She raises her eyes from the menu. “Nope.”

“She didn’t give you any clue?” I look from one to the other. “Nothing at all?”

Two blank expressions meet my question.

“So if I were to tell you that she wrote
keeping
this
secret
is
killing
me
in her diary, you wouldn’t know what she was talking about?”

They look shocked but shake their heads.

I stand up too. “Liam? One more thing before you go back to your band.”

He shrugs. “Sure. What?”

“Show me where Mike lives.”

Chapter
Twenty-Nine

Liam and I are alone in the car. Ella received a phone call from her mum while we were leaving the pub, asking where the hell her cigs were, so I dropped her home. I wasn’t just returning her home because her mum was suspicious. I wanted her safe, and now that we’re outside number 117 Highgate Road, I need to make sure Liam is too.

“This is definitely the house?” I ask.

“Yeah.” He nods at me from the passenger seat. “I’d know it anywhere.”

“Thank you, Liam.” I look in the rearview mirror and flick the indicator. “I’ll take you back to the Gladstone now.”

“Nah.” He shakes his head. “I’m staying here. If you’re going to confront that mincing fucker, I’m coming too. I’ll punch his fucking lights out.”

That’s a lot of bravado for a seventeen-year-old, but it doesn’t raise a smile. Liam has no idea how much danger he’d be in if he so much as looked at James the wrong way.

“No, you won’t.” I pull out into the road, ignoring his protestations. “We don’t want two people in the hospital.”

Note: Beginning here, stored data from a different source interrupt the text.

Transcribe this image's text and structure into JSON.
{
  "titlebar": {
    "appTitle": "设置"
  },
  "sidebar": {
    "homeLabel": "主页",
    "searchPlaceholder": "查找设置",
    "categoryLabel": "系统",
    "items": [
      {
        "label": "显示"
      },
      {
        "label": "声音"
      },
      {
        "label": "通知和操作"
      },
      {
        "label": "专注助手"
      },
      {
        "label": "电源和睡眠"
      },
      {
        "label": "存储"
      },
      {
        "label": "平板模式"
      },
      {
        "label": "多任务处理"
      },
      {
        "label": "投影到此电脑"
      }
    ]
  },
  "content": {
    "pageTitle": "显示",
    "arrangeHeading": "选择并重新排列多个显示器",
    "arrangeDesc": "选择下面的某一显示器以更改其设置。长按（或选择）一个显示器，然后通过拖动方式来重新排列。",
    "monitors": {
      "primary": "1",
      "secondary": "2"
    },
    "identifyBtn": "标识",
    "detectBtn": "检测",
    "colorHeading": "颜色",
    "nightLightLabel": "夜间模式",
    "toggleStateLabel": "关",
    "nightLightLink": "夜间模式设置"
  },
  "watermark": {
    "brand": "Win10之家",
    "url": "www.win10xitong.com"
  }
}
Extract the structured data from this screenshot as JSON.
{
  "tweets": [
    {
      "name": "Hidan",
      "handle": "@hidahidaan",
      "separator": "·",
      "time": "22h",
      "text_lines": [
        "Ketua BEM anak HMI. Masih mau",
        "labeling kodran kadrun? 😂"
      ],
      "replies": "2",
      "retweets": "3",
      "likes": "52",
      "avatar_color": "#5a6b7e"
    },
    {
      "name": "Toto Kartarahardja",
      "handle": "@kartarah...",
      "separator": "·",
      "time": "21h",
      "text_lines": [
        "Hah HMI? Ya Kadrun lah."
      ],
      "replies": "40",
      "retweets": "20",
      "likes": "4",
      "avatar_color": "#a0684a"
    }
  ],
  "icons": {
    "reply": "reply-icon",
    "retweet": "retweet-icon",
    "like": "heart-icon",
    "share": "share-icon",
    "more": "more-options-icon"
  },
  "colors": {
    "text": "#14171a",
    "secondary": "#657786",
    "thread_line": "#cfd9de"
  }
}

Liam laughs, flattered I’d think him capable of hospitalizing a grown man. I don’t bother to correct him.

***

Fifteen minutes later and I’m back outside the flat. It looks innocuous enough—marine blue front door, brass knocker, bay windows with curtains ever so slightly open—but I’m having a hard time opening the car door. My brain is urging me on, telling me to get out, knock on the door, and confront the man who’s been terrorizing my nightmares for the last twenty years, but my body is holding fast, refusing to move. I look down at my right hand, at the diamond band Brian bought me during a “makeup” holiday in Rhodes after the affair. I refused to wear it—his guilt gift—for a long, long time, and then suddenly it was our fifteen-year anniversary and the affair was a distant memory and the ring felt like a symbol of positivity, of a fresh start, so I started wearing it. I try and will the hand to move from the steering wheel to the door handle.

The hand refuses to move.

I look back at the house.

Maybe confronting James is more than foolhardy or idiotic—it’s downright dangerous. What if I’ve made the same mistake again—what if “rich gay guy Mike” really is a rich gay guy? What if I ring Brian, or the police, or whoever and tell them that my psycho ex-boyfriend has tracked me down to Brighton, falsely befriended my daughter, and then blackmailed her, and I’m wrong? How many times can you cry wolf before the men in white coats come out with a nice white coat of your own to wear? Ella described someone who could be James twenty years down the line, but I thought her description of Jamie Evans the school teacher matched him too. I’ve been wrong once; I could be wrong again. I need proof. Concrete proof.

The fingers of my right hand twitch on the steering wheel, and the next thing I know, the driver side door is opening.

***

Somehow I make it from the road to the pavement and from the pavement to the gate. I keep looking from the front door to the windows to check for signs of life, for danger, for a sign that I should run, but when my shoes hit the pathway and I try and walk toward the house, it’s as though I’ve stepped into a magnetic field. My body lunges forward, but something pushes it back. Go back. Go back. The air is thick, charged, protecting the house, urging me away. Go back. Go back. I take another step forward, my car keys clutched tightly in my hand. I just want to peer through the small gap in the curtains. Just one small look. I take another step, starting when a gull squawks overhead. There are no lights on in the living room, no warm flicker from a television set. I make a deal with God. When I peer through the gap in the curtains, I pray, don’t let James peer back.

I take another step forward, then another. I’m so close now I only need to move a couple of centimeters to my left to see through the gap in the curtains. I exhale as quietly as I can. The street is silent now. There are no gulls, no cars, no children screaming or playing, just me, this house, and the thud-thud-thud of my heart.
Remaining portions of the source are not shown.